Sears cautioned, however, that “subordinate group identities can sometimes fracture this common identity when subordinate group identities come into focus, such as in redistricting (or ticket dialing) decisions. The current controversy is a classic example of these dynamics.

Sears highlighted possible future developments. On the one hand, he mentioned again “a lot of pressure to bind the coalition”. At the same time, however, he noted:

Centrifugal pressures include the upward mobility of Latinos, who are rapidly becoming small entrepreneurs. The younger generation is much better educated: for example, the number of Latinos admitted to UCLA is growing rapidly. And intermarriage with whites is very common in post-immigrant generations.

“Expect more ethnic conflict,” Sears concluded,

despite the incentives to form coalitions. Fragmentation of neighborhoods leads to fragmentation of schools. Many lighter-skinned Latinos have an easier path than African Americans in terms of upward mobility. I believe broken families are still much more common in the black community, which has its costs.

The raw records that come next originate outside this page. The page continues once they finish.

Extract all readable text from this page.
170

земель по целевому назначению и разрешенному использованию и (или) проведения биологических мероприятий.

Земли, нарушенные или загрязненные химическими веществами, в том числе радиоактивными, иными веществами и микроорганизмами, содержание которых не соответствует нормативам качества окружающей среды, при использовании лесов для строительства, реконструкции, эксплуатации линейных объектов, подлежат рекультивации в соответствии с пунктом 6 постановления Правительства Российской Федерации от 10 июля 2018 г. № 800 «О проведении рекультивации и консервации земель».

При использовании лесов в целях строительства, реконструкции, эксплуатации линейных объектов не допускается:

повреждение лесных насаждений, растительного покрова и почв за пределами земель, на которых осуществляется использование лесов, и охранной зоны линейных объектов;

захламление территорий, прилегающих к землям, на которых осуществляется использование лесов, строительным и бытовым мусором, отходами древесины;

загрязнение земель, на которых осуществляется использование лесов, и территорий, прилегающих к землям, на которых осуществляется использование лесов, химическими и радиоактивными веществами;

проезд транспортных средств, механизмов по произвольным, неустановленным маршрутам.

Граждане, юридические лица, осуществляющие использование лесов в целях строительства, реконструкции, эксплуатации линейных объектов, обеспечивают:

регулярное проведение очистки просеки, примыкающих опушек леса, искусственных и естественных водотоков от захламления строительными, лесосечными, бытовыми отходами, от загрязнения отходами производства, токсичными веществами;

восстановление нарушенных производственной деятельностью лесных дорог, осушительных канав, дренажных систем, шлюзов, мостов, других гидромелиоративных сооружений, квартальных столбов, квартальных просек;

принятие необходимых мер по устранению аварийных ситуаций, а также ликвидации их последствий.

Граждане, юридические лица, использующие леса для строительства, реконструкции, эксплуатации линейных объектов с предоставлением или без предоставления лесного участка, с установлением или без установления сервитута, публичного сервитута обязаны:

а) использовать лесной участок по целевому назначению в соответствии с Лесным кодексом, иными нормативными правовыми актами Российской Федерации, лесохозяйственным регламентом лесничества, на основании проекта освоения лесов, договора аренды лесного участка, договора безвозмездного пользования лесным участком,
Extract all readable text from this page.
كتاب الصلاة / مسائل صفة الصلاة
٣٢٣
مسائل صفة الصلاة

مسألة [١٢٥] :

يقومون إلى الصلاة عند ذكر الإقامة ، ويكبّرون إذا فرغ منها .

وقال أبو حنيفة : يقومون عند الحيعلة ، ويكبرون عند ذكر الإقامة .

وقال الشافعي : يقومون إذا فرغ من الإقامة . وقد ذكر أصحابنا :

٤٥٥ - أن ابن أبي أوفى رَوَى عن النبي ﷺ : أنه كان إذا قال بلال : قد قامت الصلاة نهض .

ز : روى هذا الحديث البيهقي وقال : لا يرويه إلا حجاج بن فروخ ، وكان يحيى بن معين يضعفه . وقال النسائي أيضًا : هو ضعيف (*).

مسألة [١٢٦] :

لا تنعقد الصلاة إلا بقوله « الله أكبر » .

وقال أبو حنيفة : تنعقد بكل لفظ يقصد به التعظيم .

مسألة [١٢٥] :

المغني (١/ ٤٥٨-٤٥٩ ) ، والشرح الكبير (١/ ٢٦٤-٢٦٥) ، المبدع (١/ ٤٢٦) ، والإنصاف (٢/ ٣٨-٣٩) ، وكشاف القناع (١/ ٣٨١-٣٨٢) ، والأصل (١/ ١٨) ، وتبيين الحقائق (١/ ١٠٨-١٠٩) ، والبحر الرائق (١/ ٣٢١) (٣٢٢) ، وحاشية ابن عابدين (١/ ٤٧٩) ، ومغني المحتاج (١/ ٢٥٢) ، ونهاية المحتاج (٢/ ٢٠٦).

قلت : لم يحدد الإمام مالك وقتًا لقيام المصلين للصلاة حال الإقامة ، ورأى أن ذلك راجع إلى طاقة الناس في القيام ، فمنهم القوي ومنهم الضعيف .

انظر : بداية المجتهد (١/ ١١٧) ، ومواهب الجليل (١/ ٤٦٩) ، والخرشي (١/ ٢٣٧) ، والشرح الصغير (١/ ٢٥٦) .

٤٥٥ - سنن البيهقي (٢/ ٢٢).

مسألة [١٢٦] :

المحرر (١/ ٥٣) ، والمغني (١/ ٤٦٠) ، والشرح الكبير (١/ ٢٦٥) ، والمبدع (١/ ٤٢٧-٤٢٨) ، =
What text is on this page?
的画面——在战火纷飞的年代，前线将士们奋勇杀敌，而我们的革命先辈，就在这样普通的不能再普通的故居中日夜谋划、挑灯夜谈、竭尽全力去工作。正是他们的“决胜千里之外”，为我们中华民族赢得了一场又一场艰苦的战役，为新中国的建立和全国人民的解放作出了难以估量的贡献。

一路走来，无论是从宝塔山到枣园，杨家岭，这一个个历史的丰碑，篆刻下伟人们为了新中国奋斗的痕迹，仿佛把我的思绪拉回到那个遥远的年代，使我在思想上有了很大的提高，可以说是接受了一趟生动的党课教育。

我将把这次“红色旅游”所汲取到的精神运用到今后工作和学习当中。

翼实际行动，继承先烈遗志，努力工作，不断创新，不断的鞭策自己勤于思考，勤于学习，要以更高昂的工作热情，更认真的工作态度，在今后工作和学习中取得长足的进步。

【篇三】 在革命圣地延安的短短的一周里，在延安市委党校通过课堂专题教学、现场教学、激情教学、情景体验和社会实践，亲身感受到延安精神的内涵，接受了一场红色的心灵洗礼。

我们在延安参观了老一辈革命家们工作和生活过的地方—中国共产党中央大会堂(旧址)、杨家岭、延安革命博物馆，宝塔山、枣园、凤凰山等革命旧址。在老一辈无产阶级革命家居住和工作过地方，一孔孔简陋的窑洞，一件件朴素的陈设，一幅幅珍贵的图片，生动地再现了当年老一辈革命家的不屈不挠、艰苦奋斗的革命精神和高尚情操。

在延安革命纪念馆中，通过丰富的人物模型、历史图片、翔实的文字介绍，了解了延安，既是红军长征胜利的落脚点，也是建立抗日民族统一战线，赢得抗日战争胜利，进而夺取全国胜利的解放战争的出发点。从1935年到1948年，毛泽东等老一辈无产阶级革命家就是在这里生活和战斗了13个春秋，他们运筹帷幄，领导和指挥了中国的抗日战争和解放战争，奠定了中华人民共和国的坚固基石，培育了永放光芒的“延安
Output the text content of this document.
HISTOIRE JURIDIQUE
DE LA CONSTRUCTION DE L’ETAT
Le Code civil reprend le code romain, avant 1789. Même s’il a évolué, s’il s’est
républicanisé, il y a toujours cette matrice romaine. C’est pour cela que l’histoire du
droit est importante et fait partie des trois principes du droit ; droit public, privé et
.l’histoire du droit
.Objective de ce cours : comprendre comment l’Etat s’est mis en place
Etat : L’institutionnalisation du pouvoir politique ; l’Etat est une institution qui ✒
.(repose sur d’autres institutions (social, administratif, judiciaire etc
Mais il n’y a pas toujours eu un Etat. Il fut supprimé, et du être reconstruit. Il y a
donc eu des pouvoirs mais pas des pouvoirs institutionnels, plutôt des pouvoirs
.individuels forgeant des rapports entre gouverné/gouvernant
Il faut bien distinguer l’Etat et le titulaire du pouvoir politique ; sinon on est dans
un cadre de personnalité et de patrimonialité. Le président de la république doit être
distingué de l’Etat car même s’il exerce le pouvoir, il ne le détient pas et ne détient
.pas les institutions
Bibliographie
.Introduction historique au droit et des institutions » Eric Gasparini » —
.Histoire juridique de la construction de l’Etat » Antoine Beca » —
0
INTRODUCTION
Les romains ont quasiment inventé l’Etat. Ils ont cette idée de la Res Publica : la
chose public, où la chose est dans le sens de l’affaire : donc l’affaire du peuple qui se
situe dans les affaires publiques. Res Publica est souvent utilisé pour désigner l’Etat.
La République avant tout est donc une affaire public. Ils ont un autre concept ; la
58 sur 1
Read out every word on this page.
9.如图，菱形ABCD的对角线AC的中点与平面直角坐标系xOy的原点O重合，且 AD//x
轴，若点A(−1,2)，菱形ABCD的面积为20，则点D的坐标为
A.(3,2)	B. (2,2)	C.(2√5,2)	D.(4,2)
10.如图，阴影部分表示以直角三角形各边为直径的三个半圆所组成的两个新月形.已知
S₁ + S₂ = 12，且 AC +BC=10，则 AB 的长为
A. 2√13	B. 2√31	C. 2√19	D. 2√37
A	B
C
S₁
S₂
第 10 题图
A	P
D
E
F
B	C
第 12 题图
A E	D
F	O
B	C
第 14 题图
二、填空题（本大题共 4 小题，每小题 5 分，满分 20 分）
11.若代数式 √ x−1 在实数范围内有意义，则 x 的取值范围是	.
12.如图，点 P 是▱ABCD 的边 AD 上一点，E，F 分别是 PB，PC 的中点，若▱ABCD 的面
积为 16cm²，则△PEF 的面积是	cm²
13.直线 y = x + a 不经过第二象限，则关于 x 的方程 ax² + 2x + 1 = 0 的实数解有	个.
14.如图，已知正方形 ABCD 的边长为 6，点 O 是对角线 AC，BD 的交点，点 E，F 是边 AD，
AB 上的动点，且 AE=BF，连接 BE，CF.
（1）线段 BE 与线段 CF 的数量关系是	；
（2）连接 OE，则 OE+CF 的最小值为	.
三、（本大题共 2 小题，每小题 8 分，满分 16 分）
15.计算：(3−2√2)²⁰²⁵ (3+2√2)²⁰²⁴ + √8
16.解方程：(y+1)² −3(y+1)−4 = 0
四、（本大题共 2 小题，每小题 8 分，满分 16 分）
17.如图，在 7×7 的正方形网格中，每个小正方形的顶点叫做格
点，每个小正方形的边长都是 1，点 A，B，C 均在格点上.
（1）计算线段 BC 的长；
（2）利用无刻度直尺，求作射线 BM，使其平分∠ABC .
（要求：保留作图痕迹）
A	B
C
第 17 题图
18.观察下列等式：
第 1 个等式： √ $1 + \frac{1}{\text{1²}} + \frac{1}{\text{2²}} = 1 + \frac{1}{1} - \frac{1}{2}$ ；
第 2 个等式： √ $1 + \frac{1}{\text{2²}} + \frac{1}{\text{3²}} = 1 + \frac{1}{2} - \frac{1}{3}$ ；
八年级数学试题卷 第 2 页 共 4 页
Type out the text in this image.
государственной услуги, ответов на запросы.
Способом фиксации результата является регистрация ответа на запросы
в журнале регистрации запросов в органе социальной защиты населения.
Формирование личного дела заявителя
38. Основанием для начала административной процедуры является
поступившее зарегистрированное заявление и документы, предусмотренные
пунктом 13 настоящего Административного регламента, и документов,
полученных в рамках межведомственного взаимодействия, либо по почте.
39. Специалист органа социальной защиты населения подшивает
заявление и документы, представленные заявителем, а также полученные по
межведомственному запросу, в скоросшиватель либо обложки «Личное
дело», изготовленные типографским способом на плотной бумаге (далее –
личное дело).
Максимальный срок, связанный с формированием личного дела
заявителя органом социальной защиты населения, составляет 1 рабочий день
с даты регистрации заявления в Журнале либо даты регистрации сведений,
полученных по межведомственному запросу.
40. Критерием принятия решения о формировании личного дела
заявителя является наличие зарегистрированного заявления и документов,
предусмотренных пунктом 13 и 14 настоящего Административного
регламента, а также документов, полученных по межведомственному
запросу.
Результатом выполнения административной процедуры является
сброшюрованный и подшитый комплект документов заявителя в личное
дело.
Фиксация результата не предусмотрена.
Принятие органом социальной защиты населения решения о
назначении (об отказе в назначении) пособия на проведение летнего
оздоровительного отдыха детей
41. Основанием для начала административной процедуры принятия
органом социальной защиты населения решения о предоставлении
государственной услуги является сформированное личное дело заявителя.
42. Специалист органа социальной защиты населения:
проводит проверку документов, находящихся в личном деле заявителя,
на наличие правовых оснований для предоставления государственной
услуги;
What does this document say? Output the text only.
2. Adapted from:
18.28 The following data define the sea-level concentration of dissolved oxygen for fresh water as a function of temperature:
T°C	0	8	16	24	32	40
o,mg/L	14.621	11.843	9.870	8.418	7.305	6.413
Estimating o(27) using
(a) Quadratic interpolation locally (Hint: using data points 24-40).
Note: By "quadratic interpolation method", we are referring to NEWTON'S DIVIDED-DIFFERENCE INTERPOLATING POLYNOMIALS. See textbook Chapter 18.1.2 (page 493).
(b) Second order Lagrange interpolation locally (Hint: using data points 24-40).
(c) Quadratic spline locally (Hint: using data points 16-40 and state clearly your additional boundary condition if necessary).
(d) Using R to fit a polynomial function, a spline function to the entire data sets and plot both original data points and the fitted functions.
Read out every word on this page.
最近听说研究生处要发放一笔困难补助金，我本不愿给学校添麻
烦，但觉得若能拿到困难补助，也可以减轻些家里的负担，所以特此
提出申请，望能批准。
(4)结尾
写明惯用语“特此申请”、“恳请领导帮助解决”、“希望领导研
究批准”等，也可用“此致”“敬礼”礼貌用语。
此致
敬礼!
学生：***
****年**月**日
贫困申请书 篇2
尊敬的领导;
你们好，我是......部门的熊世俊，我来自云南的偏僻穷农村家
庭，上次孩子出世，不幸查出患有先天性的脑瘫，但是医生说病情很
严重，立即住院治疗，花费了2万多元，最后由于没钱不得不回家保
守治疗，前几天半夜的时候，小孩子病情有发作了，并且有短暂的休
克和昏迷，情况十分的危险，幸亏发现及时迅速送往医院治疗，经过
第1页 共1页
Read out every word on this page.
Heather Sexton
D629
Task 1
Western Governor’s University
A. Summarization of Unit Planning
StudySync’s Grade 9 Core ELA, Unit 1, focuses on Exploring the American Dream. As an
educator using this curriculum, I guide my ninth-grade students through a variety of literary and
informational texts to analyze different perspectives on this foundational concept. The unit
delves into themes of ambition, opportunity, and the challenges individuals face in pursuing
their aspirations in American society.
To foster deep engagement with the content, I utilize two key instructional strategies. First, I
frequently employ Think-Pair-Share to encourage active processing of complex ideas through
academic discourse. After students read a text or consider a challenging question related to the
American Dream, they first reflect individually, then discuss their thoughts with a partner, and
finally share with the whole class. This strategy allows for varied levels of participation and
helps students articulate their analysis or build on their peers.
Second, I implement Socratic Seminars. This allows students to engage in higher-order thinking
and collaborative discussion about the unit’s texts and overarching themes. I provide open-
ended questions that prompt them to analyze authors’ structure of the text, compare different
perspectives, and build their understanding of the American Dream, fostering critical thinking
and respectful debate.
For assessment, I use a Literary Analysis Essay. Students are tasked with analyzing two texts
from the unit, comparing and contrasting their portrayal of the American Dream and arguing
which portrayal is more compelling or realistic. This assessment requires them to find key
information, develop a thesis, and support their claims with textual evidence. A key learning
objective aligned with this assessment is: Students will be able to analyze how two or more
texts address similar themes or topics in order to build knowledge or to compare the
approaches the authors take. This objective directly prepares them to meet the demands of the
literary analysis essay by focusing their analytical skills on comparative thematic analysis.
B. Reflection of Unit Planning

Redistricting is a redistribution of political power, and political power determines the allocation of crucial resources. Cecilia Menjívar, professor of sociology at UCLA, emailed me her analysis of the role of scarcity in the struggle for power:

Ethnic conflict does not occur in a vacuum of other social forces, especially material resources such as income and especially inequality – absolute and relative – of personal income, but also resources such as housing and finance schools, etc., which vary quite a bit from place to place. , district, etc. This is important because it is not just about income and material resources, but also about increased inequality – the unequal distribution of resources that shapes perceptions of a sense of scarcity that groups (and individuals) perceive .

Income and access to resources and benefits are all key, Menjívar continued, “but inequality, unequal distribution and access to resources and benefits in society, are absolutely key to consider here because it’s about perceptions of unequal access, unequal distribution of benefits, etc., which I see more than just the distribution of income.

Along the same lines, Betina Wilkinson, a political scientist at Wake Forest University, emailed me to tell me that her survey and focus group data “reveals that for some Blacks and Latinx , social, economic and political opportunities are zero-sum because they feel that their power and socio-political struggles are comparable to those of the other minoritized group, that there are limited resources and opportunities and therefore that the another group poses a threat to them.